This chart is from our MarketGauge product called Big View.
Coming into the FOMC, the sentiment for risk is neutral. A week ago sentiment was 100% bullish. A month ago, it was neutral leaning towards bearish. Amazingly, the sentiment and the persistent trading range in the S&P 500 are aligned.
SPX failed the 23-month moving average or 2-year business cycle, which, if it clears, signals a softer landing. Yet, it held the pivotal 3900 ahead of the Fed, signaling a no landing. And, by tomorrow, we will have to watch if SPY breaks below 3900, more of an indication of a hard landing. So a neutral sentiment while we wait is appropriate and speaks volumes about the smarter retail investor.
With so much speculation on "landings" for the economy, let's examine the definitions and implications.

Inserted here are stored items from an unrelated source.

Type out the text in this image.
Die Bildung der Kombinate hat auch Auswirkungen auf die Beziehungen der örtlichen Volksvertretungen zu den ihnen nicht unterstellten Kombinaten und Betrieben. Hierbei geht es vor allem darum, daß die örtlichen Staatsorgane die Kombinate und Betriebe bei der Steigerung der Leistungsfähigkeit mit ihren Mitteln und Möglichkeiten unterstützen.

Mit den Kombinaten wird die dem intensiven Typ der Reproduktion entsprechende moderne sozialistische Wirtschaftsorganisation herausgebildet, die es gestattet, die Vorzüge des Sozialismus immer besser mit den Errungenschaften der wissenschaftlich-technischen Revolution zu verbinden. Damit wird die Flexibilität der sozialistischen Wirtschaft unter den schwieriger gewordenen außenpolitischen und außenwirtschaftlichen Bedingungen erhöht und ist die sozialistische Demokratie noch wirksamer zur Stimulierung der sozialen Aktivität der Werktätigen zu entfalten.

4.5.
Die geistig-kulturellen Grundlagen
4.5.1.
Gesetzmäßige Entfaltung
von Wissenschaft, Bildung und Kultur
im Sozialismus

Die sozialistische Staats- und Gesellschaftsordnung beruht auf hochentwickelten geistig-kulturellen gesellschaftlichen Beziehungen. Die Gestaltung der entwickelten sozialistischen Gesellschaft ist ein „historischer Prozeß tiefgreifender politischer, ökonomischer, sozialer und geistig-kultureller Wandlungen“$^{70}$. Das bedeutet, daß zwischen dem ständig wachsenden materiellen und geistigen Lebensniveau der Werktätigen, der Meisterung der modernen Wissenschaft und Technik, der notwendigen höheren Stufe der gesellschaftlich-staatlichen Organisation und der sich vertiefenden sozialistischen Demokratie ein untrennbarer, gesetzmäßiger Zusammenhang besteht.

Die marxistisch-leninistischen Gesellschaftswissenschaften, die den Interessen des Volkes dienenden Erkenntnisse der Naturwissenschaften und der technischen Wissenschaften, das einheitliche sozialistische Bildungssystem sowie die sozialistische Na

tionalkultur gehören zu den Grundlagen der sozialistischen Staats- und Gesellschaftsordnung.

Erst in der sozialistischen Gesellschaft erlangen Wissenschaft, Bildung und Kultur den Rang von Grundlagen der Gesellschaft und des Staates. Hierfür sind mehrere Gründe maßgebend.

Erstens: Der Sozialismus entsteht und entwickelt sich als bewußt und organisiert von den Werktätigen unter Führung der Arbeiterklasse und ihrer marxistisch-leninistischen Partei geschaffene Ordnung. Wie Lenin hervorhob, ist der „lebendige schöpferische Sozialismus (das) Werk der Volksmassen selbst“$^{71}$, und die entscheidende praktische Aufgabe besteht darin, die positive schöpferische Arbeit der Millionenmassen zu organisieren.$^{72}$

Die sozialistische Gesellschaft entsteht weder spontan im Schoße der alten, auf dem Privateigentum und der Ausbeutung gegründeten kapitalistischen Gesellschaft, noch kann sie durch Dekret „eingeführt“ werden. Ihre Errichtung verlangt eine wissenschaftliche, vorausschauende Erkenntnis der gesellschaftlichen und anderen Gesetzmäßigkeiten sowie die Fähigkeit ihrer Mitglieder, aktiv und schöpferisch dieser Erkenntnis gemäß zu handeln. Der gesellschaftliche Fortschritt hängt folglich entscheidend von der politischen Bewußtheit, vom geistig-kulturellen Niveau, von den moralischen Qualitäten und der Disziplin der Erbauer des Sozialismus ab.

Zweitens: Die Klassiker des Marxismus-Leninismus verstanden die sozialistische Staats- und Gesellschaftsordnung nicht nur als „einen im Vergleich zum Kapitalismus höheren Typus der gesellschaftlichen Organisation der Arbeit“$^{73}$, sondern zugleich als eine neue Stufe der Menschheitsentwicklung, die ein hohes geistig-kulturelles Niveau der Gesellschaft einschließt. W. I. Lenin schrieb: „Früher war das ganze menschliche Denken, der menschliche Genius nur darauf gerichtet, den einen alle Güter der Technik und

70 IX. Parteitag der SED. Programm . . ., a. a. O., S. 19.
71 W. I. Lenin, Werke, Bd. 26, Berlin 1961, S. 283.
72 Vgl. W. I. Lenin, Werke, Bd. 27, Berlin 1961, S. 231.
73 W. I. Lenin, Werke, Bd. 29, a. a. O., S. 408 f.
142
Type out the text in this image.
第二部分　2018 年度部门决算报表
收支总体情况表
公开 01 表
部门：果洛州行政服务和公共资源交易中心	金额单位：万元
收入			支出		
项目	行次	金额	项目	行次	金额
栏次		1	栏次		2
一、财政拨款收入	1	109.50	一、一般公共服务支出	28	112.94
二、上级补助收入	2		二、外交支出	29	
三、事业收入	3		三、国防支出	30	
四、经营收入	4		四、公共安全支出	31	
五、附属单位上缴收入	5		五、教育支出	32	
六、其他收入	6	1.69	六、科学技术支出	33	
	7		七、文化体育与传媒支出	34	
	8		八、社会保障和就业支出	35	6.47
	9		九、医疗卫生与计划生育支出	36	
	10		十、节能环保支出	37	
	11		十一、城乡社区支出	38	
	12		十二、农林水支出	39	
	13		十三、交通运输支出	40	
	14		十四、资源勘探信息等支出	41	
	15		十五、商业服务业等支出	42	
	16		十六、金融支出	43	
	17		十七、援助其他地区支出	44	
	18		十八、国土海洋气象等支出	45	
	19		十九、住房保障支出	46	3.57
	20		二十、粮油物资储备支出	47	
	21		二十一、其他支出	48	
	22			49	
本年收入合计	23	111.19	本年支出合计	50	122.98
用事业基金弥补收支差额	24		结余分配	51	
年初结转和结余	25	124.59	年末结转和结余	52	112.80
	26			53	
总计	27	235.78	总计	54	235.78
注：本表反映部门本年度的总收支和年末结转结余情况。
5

A "no landing" means that the economy still grows even though the Federal Reserve tries to lower inflation by continuing to rase interest rates.
A "soft landing", or what many believe is the best scenario, would be if the Fed raises rates just enough to cool while the economy remains robust.
A "hard landing" infers that the only way the Fed can control inflation is by raising the rates enough so that the result is the economy going into a big recession.
It seems to us, that the word "stagflation" is more appropriate. Stagflation is a period when slow economic growth and joblessness coincide with rising inflation.
The argument against this scenario is that joblessness, even with all the job cuts by large companies, has yet to take hold in the jobs numbers -- at least for now. Also, GDP comes out this week. The expectations are for an annual rate expansion of 0.6% this quarter. That is up from previous calls for a 0.2% increase.
Clearly, the FED minutes shed no new light. The consensus is to watch the upside risks for inflation, keep raising if need be, and, of course, be mindful of going too far to cause recession.
Looking at the weekly chart of Granny Retail XRT, it will be easier to gauge next steps.
For starters, this is 70% of the GDP. Consumers count. Secondly, XRT never cleared the 2-year cycle high or 23-month moving average. Thirdly, it is in a bullish phase on the daily and weekly charts.
Next, the Real Motion momentum indicator shows declining momentum and a bearish phase on the weekly charts. The daily charts show a retracement to momentum support. XRT is indeed marginally outperforming the SPY on the weekly timeframe and underperforming on the daily timeframe. Hence, a neutral bias, and a bit more patience needed to see if the consumer's confidence remains high or not.
From deflation to inflation to stagflation and beyond, our approach to 2023 is to consider each of those potential outcomes, weighing market expectations against the price.